Monday, May 7, 2012

The Dark Sector Lab

As you already know, part of my duties down here involve delivering helium to BICEP2, one of the telescopes in the dark sector. The main rules for entry into the dark sector are no white lights (only red), and no keying your radio, unless it is an emergency. Both those rules are to reduce interference with the science that goes on out there. There are four telescopes in the dark sector, MAPO, ICE CUBE, BICEP2 and SPT (South Pole Telescope). Both BICEP2 and SPT are located furthest from the station, in the Dark Sector Lab (DSL), so that is what I know most about.
DLS: SPT is blocking the sun, and BICEP2 is to the far right
SPT is a 10m telescope (the largest every deployed at the South Pole), designed to do large-scale millimeter and sub-millimeter wave surveys of faint, low contrast emissions, making it idea to observe primary and secondary anisotopies in the Cosmic Microwave Background (CMB). As an aside, anisotropy is the property being directionally dependent, as apposed to isotropy, which suggests identical properties in all directions. One example of anisotropy is light coming through a polarizer. In one orientation, a certain component of light will be transmitted, while another component will be absorbed and/or reflected. An example of an anisotropic material is wood, which is easier to split along the grain than against it.
In this case, no light will be transmitted through the second
polarizer, much like if you orient the lenses of two pair of
polarized sunglasses perpendicular to each other, no light
will get through.
In the case of the CMB, anisotropy is used to describe its uneven temperature distribution. By carefully mapping the CMB, the scientists working with SPT are able to find clusters of galaxies and determine their sizes. The hope is to use this to confirm the existence of Dark Energy, one of the main components of the universe (matter makes up only about 4% of the universe). DE pushes things that are far apart, even further apart, the opposite of gravity, which pulls things togeather. If it exists, it will have an effect on how galaxy clusters, the biggest things in the universe, grow over time. By tracking how many large-massed clusters have developed during different periods in the history of the universe, they can probe the opposing forces of gravity and DE.
The CMB. The different colors represent different temperatures.
The coldest areas are dark blue, while the warmest are red. The circle
highlights a particularly large and cold region that was studied at the

BICEP2 is also a millimeter/sub-millimeter telescope studying the CMB. It this case, however, BICEP2 is looking at the CMB in order to explore the conditions in the universe in the earliest times after the Big Bag. The CMB is the result of photons produced when the universe cooled enough to allow electrons to combine to form hydrogen (~380,000 years after the Big Bang), making the CMB the oldest light in the universe, and thus, a very powerful tool for probing the universe at these early times. One of the theories of what happened immediately after the Big Bang, is that the universe underwent a period of rapid expansion called Inflation.

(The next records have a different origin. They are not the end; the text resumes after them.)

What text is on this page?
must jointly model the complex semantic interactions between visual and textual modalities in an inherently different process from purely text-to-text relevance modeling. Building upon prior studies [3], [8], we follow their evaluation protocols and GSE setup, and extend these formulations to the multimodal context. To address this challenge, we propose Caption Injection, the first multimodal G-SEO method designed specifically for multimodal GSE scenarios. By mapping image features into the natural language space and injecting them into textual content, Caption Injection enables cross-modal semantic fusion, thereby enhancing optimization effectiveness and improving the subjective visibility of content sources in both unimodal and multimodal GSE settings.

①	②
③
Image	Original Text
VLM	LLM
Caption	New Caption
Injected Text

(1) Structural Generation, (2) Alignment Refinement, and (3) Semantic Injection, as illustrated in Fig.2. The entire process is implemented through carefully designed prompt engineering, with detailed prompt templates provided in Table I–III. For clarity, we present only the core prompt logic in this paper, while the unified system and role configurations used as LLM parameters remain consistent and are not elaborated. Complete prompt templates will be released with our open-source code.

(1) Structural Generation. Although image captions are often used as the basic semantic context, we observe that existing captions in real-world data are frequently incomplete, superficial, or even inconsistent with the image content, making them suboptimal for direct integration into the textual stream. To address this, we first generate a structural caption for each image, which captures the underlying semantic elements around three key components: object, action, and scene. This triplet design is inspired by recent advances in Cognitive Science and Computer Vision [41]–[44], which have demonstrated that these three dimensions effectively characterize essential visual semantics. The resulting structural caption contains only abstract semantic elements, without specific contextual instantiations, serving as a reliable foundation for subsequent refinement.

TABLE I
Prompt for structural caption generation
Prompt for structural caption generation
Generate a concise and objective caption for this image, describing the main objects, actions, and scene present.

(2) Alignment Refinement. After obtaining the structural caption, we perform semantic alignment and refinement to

If this did in fact occur, it would produce something called the Cosmic Gravitational-Wave Background, which in turn would have left a faint signature in the polarization of the CMB. It is this signature that BICEP2 (512 detectors), and its predecessor BICEP1(98 detectors), are searching for.
The optics and detector of BICEP.  The 4-tile focal plane unit is where
the detectors are located. The 512 detectors of BICEP2 are divided
amongthree of these BICEP2/Keck inserts.

My role in all this is delivering the helium that keeps the optics and detectors on BICEP2 cool. The optics are kept at a temperature of 4K, four degrees above absolute zero. The detectors are kept evern cooler, at 250mK. This reduces the amount of electron noise in the detectors, allowing them to more sensitively and accurately detect that signature they are looking for.
In the case of both BICEP2 and SPT, they were built at the South Pole for a very specific reason. It is extremely dry here. Water vapor in the atmosphere absorbs millimeter and sub-millimeter wave lengths, making it difficult to observe the CMB in most places. The combination of altitude (almost 11,000 ft) and cold temperatures make for a very dry atmosphere. As an added bonus, night lasts for months here. The lack of daily sunrises/sunsets make for an extremely stable atmosphere, and allow for extended observations that would otherwise be interrupted by the sun.